First, the wording suggests that military action can prevent Iran from developing nuclear weapons, but that is misleading. It is much more likely that military action will do nothing more than delay Iran’s nuclear program and make it even more likely that Iran will decide to build nuclear weapons (which it has not done yet). The alternative being offered is avoiding war even if it means that Iran develops nuclear weapons, but it is not necessarily the case that Iran will build nuclear weapons in the future. Because the wording exaggerates the efficacy of military action and also inflates the risks associated with avoiding war, the result is bound to be skewed in a more pro-war direction.

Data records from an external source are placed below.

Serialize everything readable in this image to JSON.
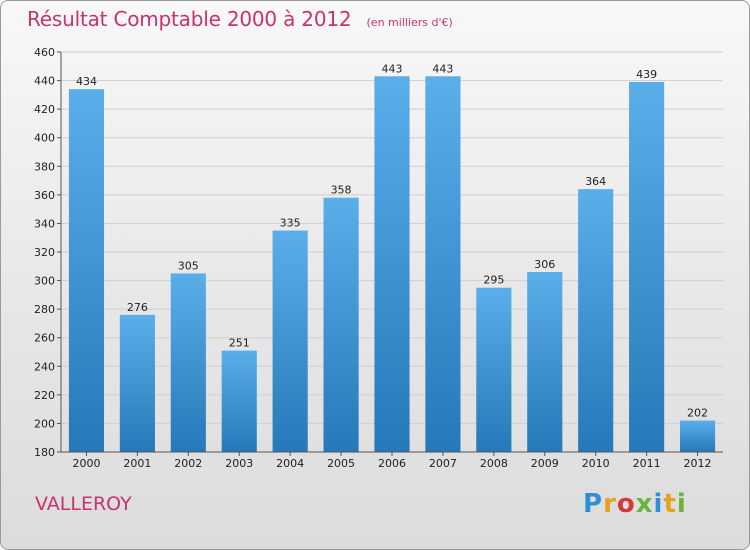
{
  "header": {
    "title": "Résultat Comptable 2000 à 2012",
    "subtitle": "(en milliers d'€)"
  },
  "commune": "VALLEROY",
  "logo": {
    "letters": [
      "P",
      "r",
      "o",
      "x",
      "i",
      "t",
      "i"
    ],
    "colors": [
      "#2e8fd6",
      "#e8a11e",
      "#d03a3a",
      "#6ab43e",
      "#2e8fd6",
      "#e8a11e",
      "#6ab43e"
    ]
  },
  "colors": {
    "title": "#c8326e",
    "bar_top": "#5aaeea",
    "bar_bottom": "#2679b8",
    "grid": "#cfcfcf"
  },
  "chart_data": {
    "type": "bar",
    "title": "Résultat Comptable 2000 à 2012",
    "subtitle": "(en milliers d'€)",
    "categories": [
      "2000",
      "2001",
      "2002",
      "2003",
      "2004",
      "2005",
      "2006",
      "2007",
      "2008",
      "2009",
      "2010",
      "2011",
      "2012"
    ],
    "values": [
      434,
      276,
      305,
      251,
      335,
      358,
      443,
      443,
      295,
      306,
      364,
      439,
      202
    ],
    "value_labels": [
      "434",
      "276",
      "305",
      "251",
      "335",
      "358",
      "443",
      "443",
      "295",
      "306",
      "364",
      "439",
      "202"
    ],
    "ylim": [
      180,
      460
    ],
    "yticks": [
      "180",
      "200",
      "220",
      "240",
      "260",
      "280",
      "300",
      "320",
      "340",
      "360",
      "380",
      "400",
      "420",
      "440",
      "460"
    ],
    "grid": true,
    "legend": "none"
  }
}
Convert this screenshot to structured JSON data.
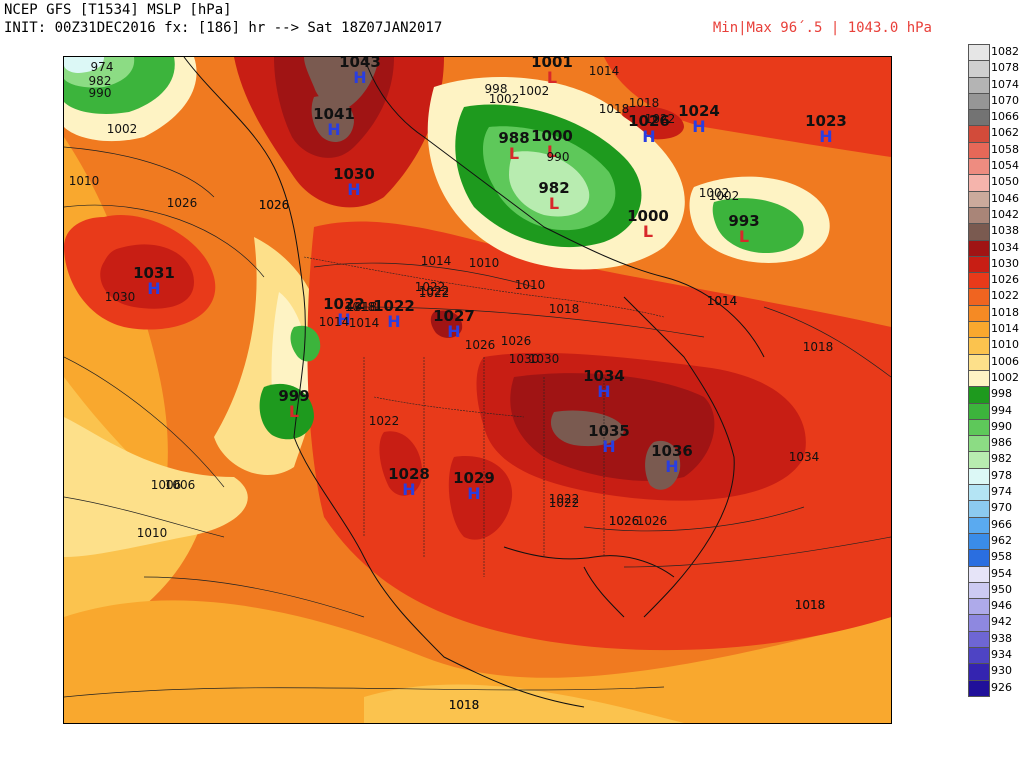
{
  "header": {
    "title": "NCEP GFS [T1534] MSLP [hPa]",
    "init": "INIT: 00Z31DEC2016 fx: [186] hr --> Sat 18Z07JAN2017",
    "minmax": "Min|Max 96´.5 | 1043.0 hPa"
  },
  "colors": {
    "bg_orange": "#f07a20",
    "deep_orange": "#e8501e",
    "mid_orange": "#f59a2a",
    "light_orange": "#fab83c",
    "pale_yellow": "#fde9a8",
    "yellow": "#fcd57a",
    "red": "#d9301c",
    "dark_red": "#a01414",
    "brown": "#7a5a50",
    "green": "#2fa22f",
    "light_green": "#6ccf5c",
    "pale_green": "#a8eaa0",
    "contour_blue": "#2a3ee0",
    "contour_red": "#d8282a"
  },
  "pressure_centers": [
    {
      "type": "H",
      "value": "1043"
    },
    {
      "type": "L",
      "value": "1001"
    },
    {
      "type": "H",
      "value": "1041"
    },
    {
      "type": "H",
      "value": "1030"
    },
    {
      "type": "H",
      "value": "1031"
    },
    {
      "type": "H",
      "value": "1022"
    },
    {
      "type": "H",
      "value": "1022"
    },
    {
      "type": "H",
      "value": "1027"
    },
    {
      "type": "L",
      "value": "1000"
    },
    {
      "type": "L",
      "value": "999"
    },
    {
      "type": "H",
      "value": "1034"
    },
    {
      "type": "H",
      "value": "1035"
    },
    {
      "type": "H",
      "value": "1036"
    },
    {
      "type": "H",
      "value": "1028"
    },
    {
      "type": "H",
      "value": "1029"
    },
    {
      "type": "L",
      "value": "1000"
    },
    {
      "type": "L",
      "value": "993"
    },
    {
      "type": "L",
      "value": "988"
    },
    {
      "type": "L",
      "value": "982"
    },
    {
      "type": "H",
      "value": "1026"
    },
    {
      "type": "H",
      "value": "1024"
    },
    {
      "type": "H",
      "value": "1023"
    }
  ],
  "isobar_labels": [
    "974",
    "982",
    "990",
    "1002",
    "1010",
    "1026",
    "1030",
    "1010",
    "1006",
    "1010",
    "1014",
    "1018",
    "1026",
    "1002",
    "1010",
    "1014",
    "1018",
    "1022",
    "1026",
    "1030",
    "1018",
    "1014",
    "1022",
    "1026",
    "1034",
    "1022",
    "1018",
    "1018",
    "1014",
    "1022",
    "1026",
    "1018",
    "1002",
    "1014",
    "998",
    "1002",
    "990",
    "1026",
    "1018",
    "1022",
    "1026",
    "1018",
    "1022",
    "1030",
    "1026",
    "1018",
    "1002",
    "1014",
    "1006",
    "1018",
    "1022"
  ],
  "legend": {
    "levels": [
      {
        "label": "1082",
        "color": "#e6e6e6"
      },
      {
        "label": "1078",
        "color": "#cfcfcf"
      },
      {
        "label": "1074",
        "color": "#b4b4b4"
      },
      {
        "label": "1070",
        "color": "#969696"
      },
      {
        "label": "1066",
        "color": "#737373"
      },
      {
        "label": "1062",
        "color": "#d24b3a"
      },
      {
        "label": "1058",
        "color": "#e66858"
      },
      {
        "label": "1054",
        "color": "#ee8c80"
      },
      {
        "label": "1050",
        "color": "#f5b4ac"
      },
      {
        "label": "1046",
        "color": "#cbaa9c"
      },
      {
        "label": "1042",
        "color": "#a98578"
      },
      {
        "label": "1038",
        "color": "#7a5a50"
      },
      {
        "label": "1034",
        "color": "#a01414"
      },
      {
        "label": "1030",
        "color": "#c81e14"
      },
      {
        "label": "1026",
        "color": "#e83a1a"
      },
      {
        "label": "1022",
        "color": "#f06420"
      },
      {
        "label": "1018",
        "color": "#f58a24"
      },
      {
        "label": "1014",
        "color": "#f9a82e"
      },
      {
        "label": "1010",
        "color": "#fbc34e"
      },
      {
        "label": "1006",
        "color": "#fde08a"
      },
      {
        "label": "1002",
        "color": "#fef3c4"
      },
      {
        "label": "998",
        "color": "#1e9a1e"
      },
      {
        "label": "994",
        "color": "#3cb43c"
      },
      {
        "label": "990",
        "color": "#5ec85a"
      },
      {
        "label": "986",
        "color": "#8cdc84"
      },
      {
        "label": "982",
        "color": "#b8ecb0"
      },
      {
        "label": "978",
        "color": "#dcf8f6"
      },
      {
        "label": "974",
        "color": "#b4e4f4"
      },
      {
        "label": "970",
        "color": "#8ccaf0"
      },
      {
        "label": "966",
        "color": "#5aaaf0"
      },
      {
        "label": "962",
        "color": "#3a8ce8"
      },
      {
        "label": "958",
        "color": "#2a6ee0"
      },
      {
        "label": "954",
        "color": "#e6e4f8"
      },
      {
        "label": "950",
        "color": "#cccaf2"
      },
      {
        "label": "946",
        "color": "#aeaaea"
      },
      {
        "label": "942",
        "color": "#8e88e0"
      },
      {
        "label": "938",
        "color": "#6e66d4"
      },
      {
        "label": "934",
        "color": "#4e44c4"
      },
      {
        "label": "930",
        "color": "#3424b0"
      },
      {
        "label": "926",
        "color": "#20109a"
      }
    ]
  }
}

The more telling result is the general unwillingness on the part of the public to favor U.S. support for Israel’s war with Iran in the event that Israel attacks Iran: 51% favor U.S. neutrality in an Israel-Iran war, and 5% go so far as to favor opposing Israel. Just 39% want the U.S. to support Israel’s attack. Independents and Democrats favor neutrality by a wide margin, and even 34% of Republicans want to keep the U.S. out of the fight. That would be a curious result if the American public were actually as “pro-Israel” in their inclinations as they are often made out to be. It also suggests that public support for military action against Iran is actually much weaker than we see in the first result. One would expect to see much greater support for an Israeli attack if the first result reflected real support for military action.